There are ways to get out of your comfort zone and face your fears… comfortably. One way is to make a list of things you have put off doing. Don’t just write those things down. Do it with intention and give each one space. Why are you uncomfortable with that? What are the good things that will happen if you do it? What could go wrong? Brainstorm with a friend or with yourself and don’t be afraid to give the Devil’s Advocate a seat at the table…it makes for a good argument!
There are a lot of suggestions here on how to step out of your comfort zone.
Sometimes it is easier to get out of our comfort zones when we have a purpose. For example, when the kids were little, they were a great excuse… I must do this because my son or daughter wants to. When I was working, I always had the organization as a crutch. But once the kids are grown and you don’t have work to justify things, it is a different ball game. Now it’s just your curiosity and need to explore. But you know what? That is enough! There are so many opportunities for older adults. I’m talking 60 and up. Times have changed and, as a major demographic, we baby boomers are doing things those before us never thought about doing. We aren’t just sitting around waiting for… something. We are doing so much more, and much of what we are doing means that we have to step out of our comfort zones. It is the best way to have a fulfilled retirement and keep sharp mentally. Read more about that here. Stepping out of our comfort zone is the only way to learn something new, and that is one way to maintain brain health and increase cognitive function. Stepping out means we will increase our potential, develop new skills, and maybe find a hidden talent just waiting to burst out.

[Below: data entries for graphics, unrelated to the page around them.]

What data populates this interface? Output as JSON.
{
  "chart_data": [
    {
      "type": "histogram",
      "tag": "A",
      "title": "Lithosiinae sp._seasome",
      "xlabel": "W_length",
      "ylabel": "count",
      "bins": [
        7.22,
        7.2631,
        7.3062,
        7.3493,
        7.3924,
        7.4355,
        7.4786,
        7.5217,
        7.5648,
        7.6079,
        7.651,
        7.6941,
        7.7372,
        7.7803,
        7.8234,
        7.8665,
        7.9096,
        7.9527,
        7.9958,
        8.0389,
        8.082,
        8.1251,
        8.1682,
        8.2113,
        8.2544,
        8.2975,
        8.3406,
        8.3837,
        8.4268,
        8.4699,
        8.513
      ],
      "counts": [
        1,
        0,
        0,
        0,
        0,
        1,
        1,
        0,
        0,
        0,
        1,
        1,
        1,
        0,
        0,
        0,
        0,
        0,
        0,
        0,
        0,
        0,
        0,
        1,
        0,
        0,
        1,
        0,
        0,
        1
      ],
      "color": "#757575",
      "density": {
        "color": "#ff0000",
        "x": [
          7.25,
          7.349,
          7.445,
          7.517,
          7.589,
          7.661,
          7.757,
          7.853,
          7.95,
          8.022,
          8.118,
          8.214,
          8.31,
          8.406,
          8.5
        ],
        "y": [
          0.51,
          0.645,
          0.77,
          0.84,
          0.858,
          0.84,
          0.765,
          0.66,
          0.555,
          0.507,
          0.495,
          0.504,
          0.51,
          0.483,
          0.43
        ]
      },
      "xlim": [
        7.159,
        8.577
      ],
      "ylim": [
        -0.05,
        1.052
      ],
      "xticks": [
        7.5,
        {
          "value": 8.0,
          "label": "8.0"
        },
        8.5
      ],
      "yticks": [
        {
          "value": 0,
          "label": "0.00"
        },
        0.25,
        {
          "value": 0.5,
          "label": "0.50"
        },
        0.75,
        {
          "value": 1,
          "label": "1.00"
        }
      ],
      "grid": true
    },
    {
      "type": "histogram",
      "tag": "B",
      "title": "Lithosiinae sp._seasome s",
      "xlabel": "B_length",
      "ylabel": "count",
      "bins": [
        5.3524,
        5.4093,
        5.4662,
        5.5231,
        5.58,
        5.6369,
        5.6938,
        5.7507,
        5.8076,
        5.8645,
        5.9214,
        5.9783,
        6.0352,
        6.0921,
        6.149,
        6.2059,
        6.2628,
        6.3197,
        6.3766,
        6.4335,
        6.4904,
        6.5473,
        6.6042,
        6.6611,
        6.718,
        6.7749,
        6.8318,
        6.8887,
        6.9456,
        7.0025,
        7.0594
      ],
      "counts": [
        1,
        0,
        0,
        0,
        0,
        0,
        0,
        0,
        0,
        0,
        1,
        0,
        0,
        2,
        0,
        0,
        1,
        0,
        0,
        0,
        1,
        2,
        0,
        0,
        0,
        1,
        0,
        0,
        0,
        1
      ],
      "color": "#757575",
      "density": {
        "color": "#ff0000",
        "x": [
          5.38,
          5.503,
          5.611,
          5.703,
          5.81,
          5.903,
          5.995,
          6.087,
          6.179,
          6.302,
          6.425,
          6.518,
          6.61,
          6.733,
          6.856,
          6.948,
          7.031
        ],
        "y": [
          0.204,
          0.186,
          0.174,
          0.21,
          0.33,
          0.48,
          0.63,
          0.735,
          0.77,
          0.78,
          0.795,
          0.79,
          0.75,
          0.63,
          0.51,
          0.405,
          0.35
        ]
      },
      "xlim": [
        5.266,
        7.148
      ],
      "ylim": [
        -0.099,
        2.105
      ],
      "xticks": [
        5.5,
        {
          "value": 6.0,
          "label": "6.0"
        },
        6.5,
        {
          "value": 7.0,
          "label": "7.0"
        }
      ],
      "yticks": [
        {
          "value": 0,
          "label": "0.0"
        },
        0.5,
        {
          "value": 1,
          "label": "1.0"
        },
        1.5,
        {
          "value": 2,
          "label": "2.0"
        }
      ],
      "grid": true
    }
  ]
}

It’s time to explore what is outside your comfort zone. No, you don’t have to go skydiving or do a Ted Talk. You can go for a walk outside your neighbourhood. You can join a committee, and slowly get used to participating in something that you consider worthwhile. You don’t have to chair the meeting! Think of what you will learn, the people you will meet, and the contributions you will make! I guess going to the car wash doesn’t really benefit my brain, but it does give me that boost of confidence that I need to go and do something else. Try it! One small step at a time.
Stepping outside your comfort zone is supposed to feel uncomfortable because we’re in new and unfamiliar territory. Being uncomfortable is a sign of success, NOT of failure! So if we are uncomfortably outside our comfort zones, then that means we are growing!!! And THAT is cause for celebration!” —Roz Savage, British ocean rower.